The mistake was a typo on the question paper where there were two different values of money in the two different models—English and Nepali. In the English 

model, the amount in the question was incorrect but in Nepali model the question was correct. Since most students chose to take the test in the English medium, their exams were ruined like mine. Why didn’t the makers of the exam care enough about the students taking it to make sure the questions were typed correctly before printing? Why should a huge amount of money be given to the government in the name of exam papers? 

Not only that much, last year there were also mistakes on the SLC paper when my young brother was taking exam such as confusion in the Nepali questions about synonyms and antonyms. This year too I have seen similar mistakes in the SLC’s first subject test administered, English.

When my students showed me the question paper from the exam, I went through it in its entirety but was stumped by some vocabulary. First I thought that these may be words I hadn’t seen before. I opened my dictionary and typed all those words into my computer but I was surprised when I couldn’t find the meaning. The same culture of allowing typos has held up this year. You can see these mistakes in Q.2. Second paragraph in 4th line “noone”, Q.2.B (c) “lefout”, and Q.3. A (a) “unversity”. Although we can guess the right meaning of these words form our learning capacity, it’s quite hard for students at the SLC level under such immense pressure when there are mistakes in the question paper.

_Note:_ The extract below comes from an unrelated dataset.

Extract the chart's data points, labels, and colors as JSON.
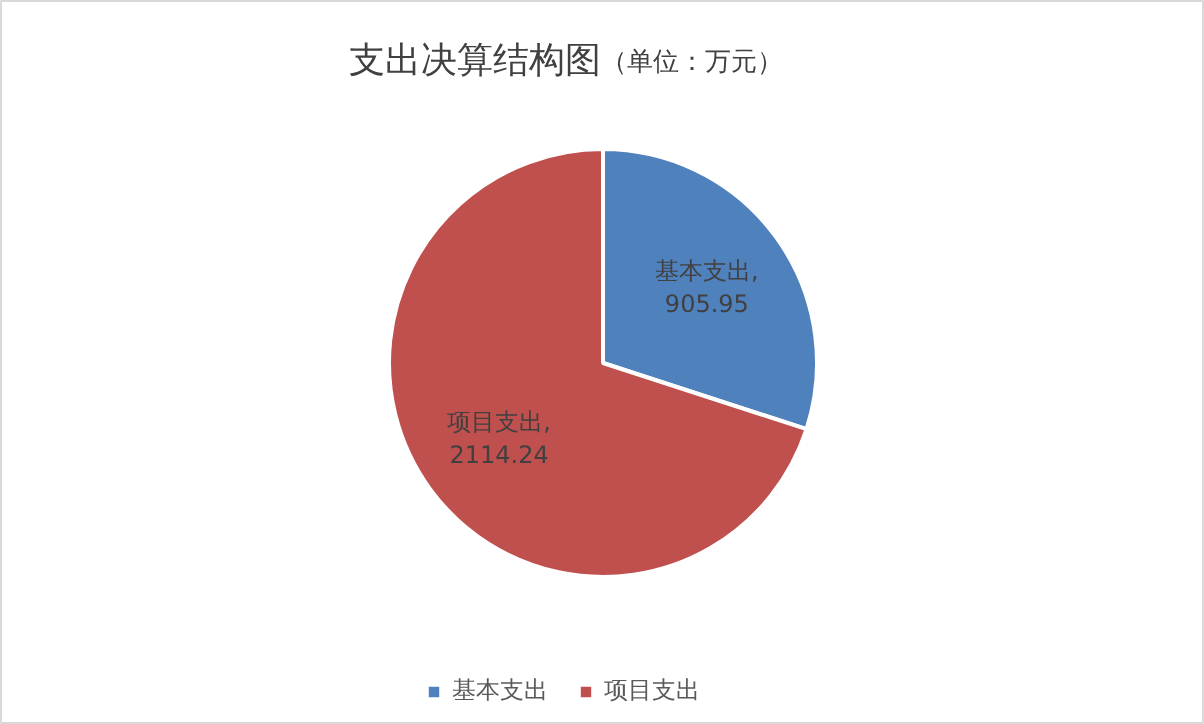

I also disagree with the selection of topics from the so-called textbook to be tested. Often times, priority is given to Western authors and poets, but why can’t more priority given to our own Nepali writers? Even on the English exam, those Nepali authors that write in English can be used. I hope everything will improve after the constitution drafting process. Until then our country is so handicapped that we can’t even curb the cheating culture despite making many promises to stop it. Nor can we perform the simple task of correctly typing a question.